Umgekehrt können sich aber auch Unternehmen darauf verlassen, dass der Staat niedrige Teilzeitlöhne ausgleicht und haben somit keinen Druck, Löhne zu erhöhen. Da sich durch das Aufstocken die Anzahl derjenigen erhöht, die bereit sind, in Teilzeit zu arbeiten, finden Firmen noch genug Mitarbeiter zu geringen Löhnen. Gäbe es die Aufstockung nicht, würden viele Bürgergeld-Empfänger gar nicht arbeiten und Unternehmen müssten entsprechend die Löhne erhöhen, um sie dazu zu motivieren.

So ließe sich die Zahl der Aufstocker reduzieren

Bei der Frage, wie es weitergehen könnte, sind zwei Dimensionen zu berücksichtigen. Die eine ist, dass mehr Aufstocker nicht zwingend schlecht sind, wenn ihre Zahl dadurch wächst, dass zuvor arbeitslose Menschen zumindest eine Teilzeitstelle bekommen. Dadurch spart der Staat am Ende Geld.

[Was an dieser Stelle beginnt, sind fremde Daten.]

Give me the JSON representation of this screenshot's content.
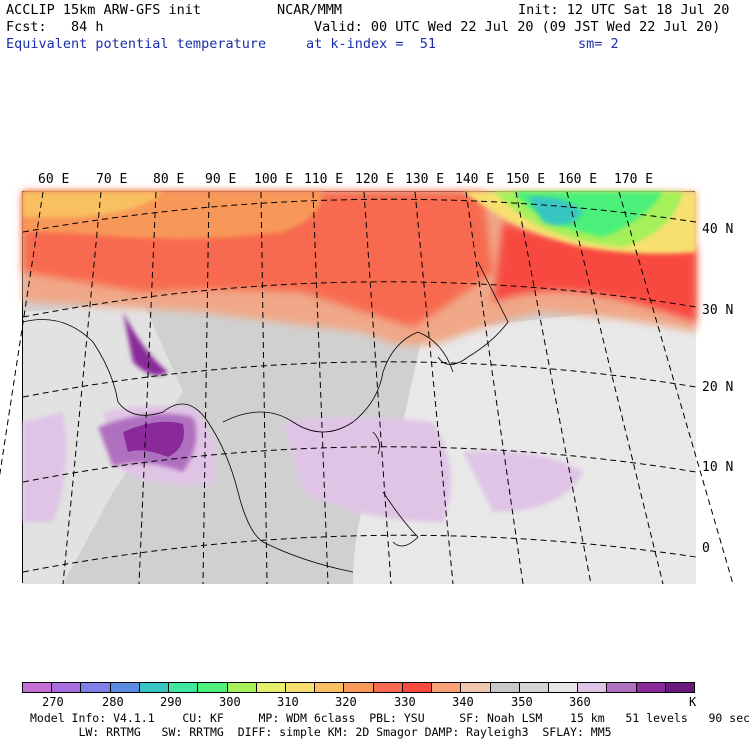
{
  "header": {
    "line1_left": "ACCLIP 15km ARW-GFS init",
    "line1_mid": "NCAR/MMM",
    "line1_right": "Init: 12 UTC Sat 18 Jul 20",
    "line2_left": "Fcst:   84 h",
    "line2_right": "Valid: 00 UTC Wed 22 Jul 20 (09 JST Wed 22 Jul 20)",
    "line3_left": "Equivalent potential temperature",
    "line3_mid": "at k-index =  51",
    "line3_right": "sm= 2"
  },
  "map": {
    "lon_labels": [
      "60 E",
      "70 E",
      "80 E",
      "90 E",
      "100 E",
      "110 E",
      "120 E",
      "130 E",
      "140 E",
      "150 E",
      "160 E",
      "170 E"
    ],
    "lat_labels": [
      "40 N",
      "30 N",
      "20 N",
      "10 N",
      "0"
    ]
  },
  "colorbar": {
    "colors": [
      "#c46fd3",
      "#a86ee0",
      "#7e7fe8",
      "#5a8be0",
      "#38c6c2",
      "#3ee6a0",
      "#4cf07a",
      "#a6f05a",
      "#e6f06a",
      "#f8e070",
      "#f8c060",
      "#f89858",
      "#f86a50",
      "#f84a40",
      "#f8a078",
      "#f0c8b0",
      "#c8c8c8",
      "#d4d4d4",
      "#e6e6e6",
      "#e0c4e6",
      "#b070c0",
      "#8a2a9a",
      "#6a1a7a"
    ],
    "ticks": [
      "270",
      "280",
      "290",
      "300",
      "310",
      "320",
      "330",
      "340",
      "350",
      "360",
      "K"
    ]
  },
  "footer": {
    "line1": "Model Info: V4.1.1    CU: KF     MP: WDM 6class  PBL: YSU     SF: Noah LSM    15 km   51 levels   90 sec",
    "line2": "       LW: RRTMG   SW: RRTMG  DIFF: simple KM: 2D Smagor DAMP: Rayleigh3  SFLAY: MM5"
  }
}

Die zweite ist, dass der Staat aber auch ein Interesse daran haben sollte, möglichst viele Aufstocker in Jobs zu vermitteln, in denen sie eben ihr Gehalt nicht mehr aufstocken müssen, weil sie genug verdienen. Die Maßnahmen dafür wären dieselben, die Ökonomen schon seit Jahren fordern. 

Kinderbetreuung müsste kostenlos sein

Auf der einen Seite müsste etwa das Sozialsystem so überarbeitet werden, dass Menschen mit mehr Gehalt auch immer mehr von ihren Einkommen bleibt – sich Mehrarbeit für Bürgergeld-Empfänger also stärker lohnt. Dafür müssten Sozialleistungen wie Bürgergeld, Wohngeld und Kinderzuschuss besser aufeinander abgestimmt werden und die Transferentzugsraten überarbeitet werden.

Auf der anderen Seite müsste die Kinderbetreuung in Deutschland nicht nur ausgebaut, sondern auch weitgehend kostenlos gestellt werden. Damit könnten dann junge Mütter und vor allem Alleinerziehende häufiger Vollzeitjobs annehmen und so mehr Geld verdienen. Das würde sie zum einen aus der Armut und dem Bürgergeld herausheben und wäre damit individuell gut, es würde aber auch den Staat netto entlasten.